The Bangkok Rules memberikan sejumlah aturan bersama yang harus diberlakukan untuk perempuan normal maupun perempuan dengan kebutuhan khusus yaitu perempuan hamil, perempuan dengan masalah narkoba, dan perempuan disabilitas di dalam tahanan.

Beberapa pengaturan di dalam The Bangkok Rules yaitu, narapidana yang memiliki anak dapat mengasuhnya di dalam lapas sampai anak berusia 2 tahun dan anak tersebut dicatat. Pengaturan tersebut juga membahas mengenai tersedianya fasilitas bagi narapidana yang memiliki anak di dalam lapas seperti ruang khusus menyusui dan ruang ramah anak.

Kemudian tersedia pula ruang sanitasi yang layak untuk memenuhi kebutuhan kebersihan diri, mulai dari ketersediaan air yang cukup, toilet bersih hingga tersedianya fasilitas kesehatan untuk seluruh narapidana termasuk anak yang dibawa.

Seluruh aturan tersebut sudah seharusnya menjadi perhatian dari pemerintah karena konstitusi sudah memberikan jaminan HAM untuk seluruh warga negaranya. Namun hal inilah yang membuat getir Lamtiar karena pada praktiknya di lapangan begitu jauh dari teori regulasi yang ada.

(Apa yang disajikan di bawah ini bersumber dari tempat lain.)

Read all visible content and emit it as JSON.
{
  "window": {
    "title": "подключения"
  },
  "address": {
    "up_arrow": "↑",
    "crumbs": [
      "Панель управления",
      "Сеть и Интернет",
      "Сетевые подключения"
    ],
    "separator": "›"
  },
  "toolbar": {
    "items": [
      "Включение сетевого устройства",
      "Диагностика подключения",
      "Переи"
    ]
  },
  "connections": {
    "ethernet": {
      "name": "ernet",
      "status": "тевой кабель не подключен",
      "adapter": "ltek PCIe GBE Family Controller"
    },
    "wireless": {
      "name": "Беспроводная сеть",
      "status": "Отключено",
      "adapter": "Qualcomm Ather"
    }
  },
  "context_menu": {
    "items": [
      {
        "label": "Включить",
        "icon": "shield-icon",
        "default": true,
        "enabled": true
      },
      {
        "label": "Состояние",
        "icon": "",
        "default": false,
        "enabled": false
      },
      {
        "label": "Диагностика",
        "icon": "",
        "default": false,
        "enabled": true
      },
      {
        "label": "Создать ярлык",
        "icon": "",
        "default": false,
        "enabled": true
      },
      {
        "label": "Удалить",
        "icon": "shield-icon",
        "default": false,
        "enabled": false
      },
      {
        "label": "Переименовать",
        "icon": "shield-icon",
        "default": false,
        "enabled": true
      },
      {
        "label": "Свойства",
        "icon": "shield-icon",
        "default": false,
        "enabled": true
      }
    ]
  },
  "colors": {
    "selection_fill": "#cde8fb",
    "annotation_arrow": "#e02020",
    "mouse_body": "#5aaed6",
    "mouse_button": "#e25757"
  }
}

“Saya menilai negara belum siap dalam menampung narapidana wanita hamil beserta anak yang dilahirkannya di lapas. Ketika negara menahan seorang wanita hamil, maka secara tidak langsung negara sudah harus siap untuk menanggungnya,” tutur Lamtiar.

Lamtiar juga menyayangkan banyaknya regulasi yang tertuang di dalam peraturan perundang-undangan nyatanya belum mampu untuk mengatur lebih lanjut persoalan narapidana wanita hamil dan anak yang dilahirkannya di lapas.

“Kami berharap ada regulasi yang secara spesifik untuk penanganan narapidana wanita hamil khususnya anak yang lahir di lapas,” katanya.

Film yang meraih juara dalam ajang penghargaan Festival Film Indonesia dengan kategori Film Dokumenter Panjang Terbaik ini diharapkan Lamtiar menghasilkan solusi yang baik dari diskusi para advokat.

“Kami membuat film ini semata-mata bukan untuk mencari kesalahan dari pihak tertentu, tetapi kami berharap kita sama-sama dapat merangkul negara dan masyarakat terhadap isu-isu marginal khususnya perempuan dan anak,” tutupnya.